Speaker With Conjugate Network
I previously wrote a piece about the Peak Current Requirement of Speakers. This was based on reports in recent audio design books, which refered to a paper, Peak Current Requirement of Commercial Loudspeaker Systems. which shows that certain rectangular pulses applied to speakers can require unexpected high current peaks. This applies to any rectangular pulse, simply because the reactive components of the speaker impedance cause a frequency dependent phase shift of the current, which changes its shape and increases its peak level. This can be prevented by adding a 'conjugate network' in parallel with the speaker so that some of that peak current is provided via the network, and less is required from the amplifier.
Here is a simple equivalent circuit of a single speaker with a not very accurate conjugate network connected in parallel to flatten the impedance plot. I just used an estimated network and made a few adjustments in the Spice simulation to get close enough to a flat impedance. The 0.01 resistors are used to measure the currents in the various paths by plotting the voltages across these resistors.
The first plot is the speaker impedance without the network connected, as expected there is a peak at the bass resonance frequency and a rising impedance at high frequencies because of the inductance of the voice coil.
Next is the impedance plot with the conjugate network connected. The result is not perfect, but good enough for the present demonstration.
If we connect an amplifier and apply a voltage pulse the currents are as shown next. After the end of the pulse the speaker current (green) has a negative peak over 3A, but the conjugate network current (red) at the same instant is a positive peak about +1.3A. The total current taken from the amplifier (blue) is therefore the sum of the speaker and network currents and is only -1.7A. The shape of the current is about the same as the voltage pulse, so the speaker plus network is almost exactly resistive.
It is quite common to just add a simple RC Zobel across the speaker to prevent just the high frequency impedance rise, and this is far more convenient if we look at the component values needed for the full conjugate network; there is a high value capacitor which needs to be non-polar. If however we leave out the series LCR part and just use the RC Zobel we find the current through the RC is in the same direction as the speaker current after the pulse, and the peak current taken from the amplifier is even higher than the speaker alone, as shown next:
Fortunately it appears that full level rectangular pulses are not a common feature of music signals, and tests published in Stereophile and also my own tests failed to find any large unexpected current peaks, so adding conjugate networks or leaving out RC Zobels generally appear to be unnecessary.
REFERENCES
1. Designing Audio Power Amplifiers, by Bob Cordell, (McGraw-Hill 2011) p373-375. The diagrams on page 374 include the voltage and current waveforms, with high current peaks.

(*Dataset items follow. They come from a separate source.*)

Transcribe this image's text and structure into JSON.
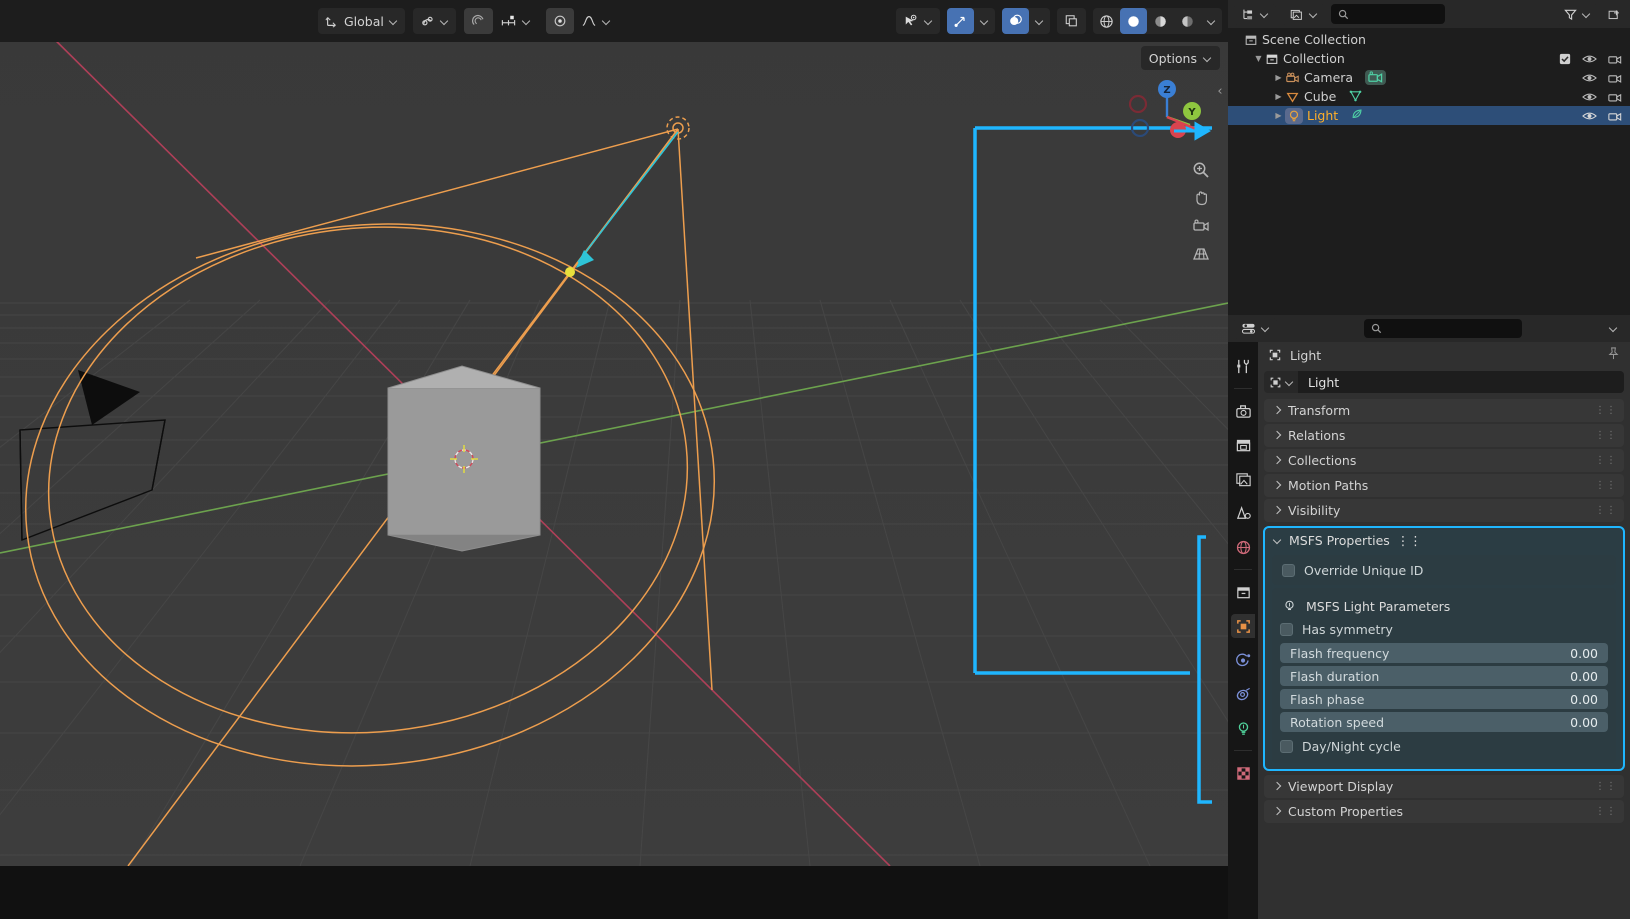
{
  "viewport": {
    "header": {
      "orientation_label": "Global",
      "snap_label": "",
      "proportional_label": "",
      "items": [
        {
          "name": "transform-orientation",
          "label": "Global"
        },
        {
          "name": "snap-magnet",
          "label": ""
        },
        {
          "name": "snap-target",
          "label": ""
        },
        {
          "name": "proportional-edit",
          "label": ""
        },
        {
          "name": "falloff",
          "label": ""
        }
      ],
      "right_items": [
        {
          "name": "visibility-selector",
          "label": ""
        },
        {
          "name": "gizmo-toggle",
          "label": ""
        },
        {
          "name": "overlays-toggle",
          "label": ""
        },
        {
          "name": "xray-toggle",
          "label": ""
        },
        {
          "name": "shading-wireframe",
          "label": ""
        },
        {
          "name": "shading-solid",
          "label": ""
        },
        {
          "name": "shading-material",
          "label": ""
        },
        {
          "name": "shading-rendered",
          "label": ""
        }
      ]
    },
    "options_label": "Options",
    "gizmo": {
      "axis_z": "Z",
      "axis_y": "Y",
      "axis_x": "X"
    },
    "tools": [
      {
        "name": "zoom-tool",
        "label": "zoom-icon"
      },
      {
        "name": "pan-tool",
        "label": "hand-icon"
      },
      {
        "name": "camera-view-tool",
        "label": "camera-icon"
      },
      {
        "name": "toggle-perspective-tool",
        "label": "grid-icon"
      }
    ]
  },
  "outliner": {
    "display_mode": "View Layer",
    "search_placeholder": "",
    "filter_label": "",
    "rows": [
      {
        "name": "scene-collection",
        "label": "Scene Collection",
        "indent": 0,
        "icon": "collection-icon",
        "selected": false,
        "has_tri": false
      },
      {
        "name": "collection",
        "label": "Collection",
        "indent": 1,
        "icon": "collection-icon",
        "selected": false,
        "has_tri": true
      },
      {
        "name": "camera",
        "label": "Camera",
        "indent": 2,
        "icon": "camera-data-icon",
        "selected": false,
        "has_tri": true
      },
      {
        "name": "cube",
        "label": "Cube",
        "indent": 2,
        "icon": "mesh-data-icon",
        "selected": false,
        "has_tri": true
      },
      {
        "name": "light",
        "label": "Light",
        "indent": 2,
        "icon": "light-data-icon",
        "selected": true,
        "has_tri": true
      }
    ]
  },
  "properties": {
    "search_placeholder": "",
    "breadcrumb": "Light",
    "id_name": "Light",
    "tabs": [
      {
        "name": "tool",
        "label": "tool-icon",
        "active": false
      },
      {
        "name": "render",
        "label": "render-camera-icon",
        "active": false
      },
      {
        "name": "output",
        "label": "output-printer-icon",
        "active": false
      },
      {
        "name": "view-layer",
        "label": "view-layer-images-icon",
        "active": false
      },
      {
        "name": "scene",
        "label": "scene-cone-icon",
        "active": false
      },
      {
        "name": "world",
        "label": "world-globe-icon",
        "active": false
      },
      {
        "name": "collection",
        "label": "collection-box-icon",
        "active": false
      },
      {
        "name": "object",
        "label": "object-square-icon",
        "active": true
      },
      {
        "name": "modifiers",
        "label": "physics-orbit-icon",
        "active": false
      },
      {
        "name": "constraints",
        "label": "constraints-icon",
        "active": false
      },
      {
        "name": "object-data",
        "label": "light-data-bulb-icon",
        "active": false
      },
      {
        "name": "texture",
        "label": "texture-checker-icon",
        "active": false
      }
    ],
    "panels_top": [
      {
        "name": "transform",
        "label": "Transform",
        "open": false
      },
      {
        "name": "relations",
        "label": "Relations",
        "open": false
      },
      {
        "name": "collections",
        "label": "Collections",
        "open": false
      },
      {
        "name": "motion-paths",
        "label": "Motion Paths",
        "open": false
      },
      {
        "name": "visibility",
        "label": "Visibility",
        "open": false
      }
    ],
    "msfs": {
      "title": "MSFS Properties",
      "override_unique_id": {
        "label": "Override Unique ID",
        "checked": false
      },
      "light_params_title": "MSFS Light Parameters",
      "has_symmetry": {
        "label": "Has symmetry",
        "checked": false
      },
      "sliders": [
        {
          "name": "flash-frequency",
          "label": "Flash frequency",
          "value": "0.00"
        },
        {
          "name": "flash-duration",
          "label": "Flash duration",
          "value": "0.00"
        },
        {
          "name": "flash-phase",
          "label": "Flash phase",
          "value": "0.00"
        },
        {
          "name": "rotation-speed",
          "label": "Rotation speed",
          "value": "0.00"
        }
      ],
      "day_night_cycle": {
        "label": "Day/Night cycle",
        "checked": false
      },
      "highlight_color": "#1fb6ff"
    },
    "panels_bottom": [
      {
        "name": "viewport-display",
        "label": "Viewport Display",
        "open": false
      },
      {
        "name": "custom-properties",
        "label": "Custom Properties",
        "open": false
      }
    ]
  },
  "colors": {
    "accent_cyan": "#1fb6ff",
    "selection_orange": "#ed9e4e",
    "outliner_selected": "#2d4e78",
    "axis_x_red": "#b5405a",
    "axis_y_green": "#6fa84f"
  }
}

2. Self On Audio, 2nd Edition, by Douglas Self includes a similar treatment on page 402. The idea appears to have orriginated with a paper by Otala and Huttunen. They mention peak currents up to 6.6 times those expected for a 8 ohm resistor for a commercially available speaker, using a complex signal cleverly contrived to maximise the effect.

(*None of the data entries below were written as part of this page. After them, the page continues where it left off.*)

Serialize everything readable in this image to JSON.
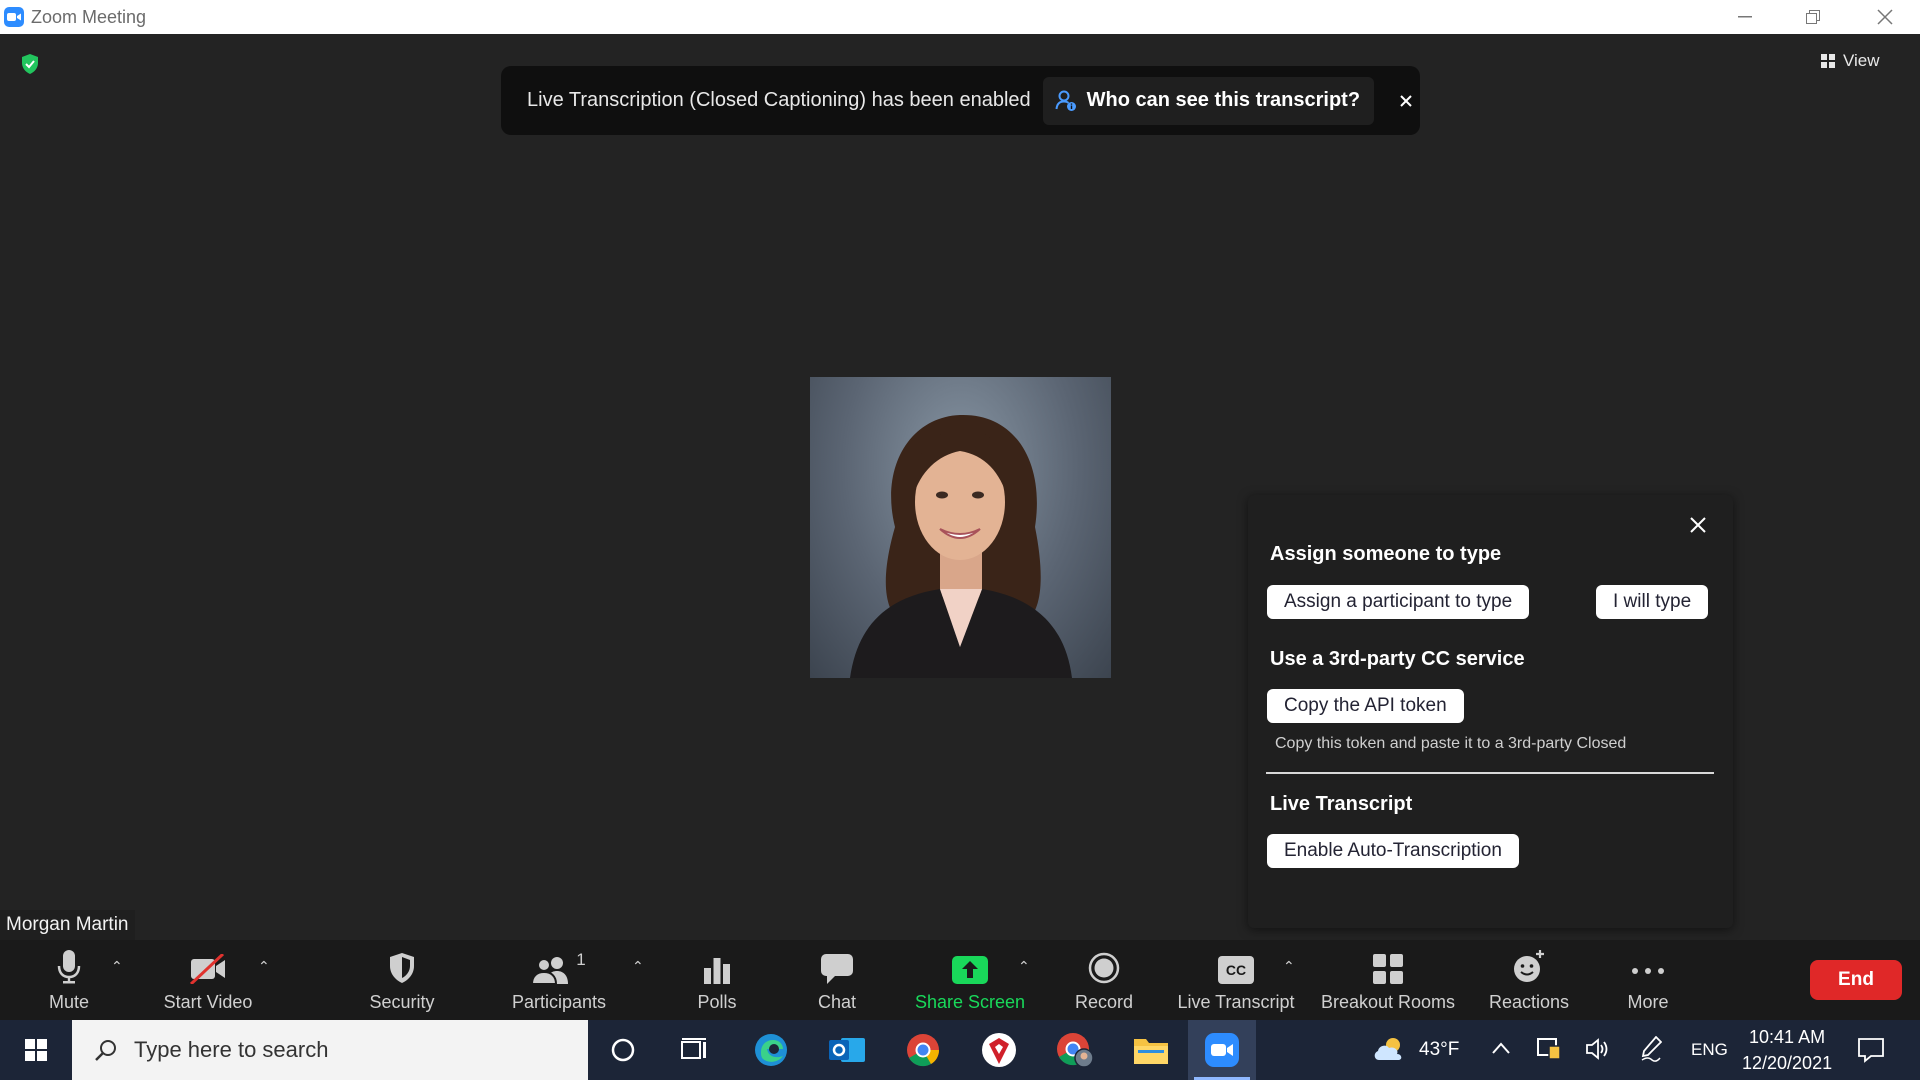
{
  "window": {
    "title": "Zoom Meeting"
  },
  "meeting": {
    "view_label": "View",
    "notification": {
      "message": "Live Transcription (Closed Captioning) has been enabled",
      "who_can_see": "Who can see this transcript?"
    },
    "participant_name": "Morgan Martin"
  },
  "cc_panel": {
    "assign_heading": "Assign someone to type",
    "assign_participant_button": "Assign a participant to type",
    "i_will_type_button": "I will type",
    "third_party_heading": "Use a 3rd-party CC service",
    "copy_token_button": "Copy the API token",
    "copy_token_hint": "Copy this token and paste it to a 3rd-party Closed",
    "live_transcript_heading": "Live Transcript",
    "enable_auto_button": "Enable Auto-Transcription"
  },
  "toolbar": {
    "mute": "Mute",
    "start_video": "Start Video",
    "security": "Security",
    "participants": "Participants",
    "participants_count": "1",
    "polls": "Polls",
    "chat": "Chat",
    "share_screen": "Share Screen",
    "record": "Record",
    "live_transcript": "Live Transcript",
    "cc_badge": "CC",
    "breakout_rooms": "Breakout Rooms",
    "reactions": "Reactions",
    "more": "More",
    "end": "End"
  },
  "taskbar": {
    "search_placeholder": "Type here to search",
    "weather_temp": "43°F",
    "language": "ENG",
    "time": "10:41 AM",
    "date": "12/20/2021"
  },
  "colors": {
    "accent_green": "#19d85a",
    "end_red": "#e02828",
    "zoom_blue": "#2d8cff",
    "security_shield": "#22c55e"
  }
}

3. How Speakers Torture Amplifiers. This piece from Stereophile, 2007, mentions two examples of experimental checks which failed to find any unexpectedly high current demands.
4. A Technique for Displaying the Current and Voltage Output Capability of Amplifiers and Relating This to the Demands of Loudspeakers by Peter Baxandall. Almost inevitably, what I wrote above about how conjugate networks avoid the peak current problem was already covered way back in 1988 in a paper by Baxandall, plus a good coverage of amplifier protection with reactive loads. He makes the point that the output limiting effect is affected by the temperature of the voltage and current detection transistor, but doesn't suggest the obvious solution, to thermally couple it to the heatsink. He says the effect is 'usually small' which may be true, but it's a simple almost zero cost improvement. I wrote about that in Output Stage Protection.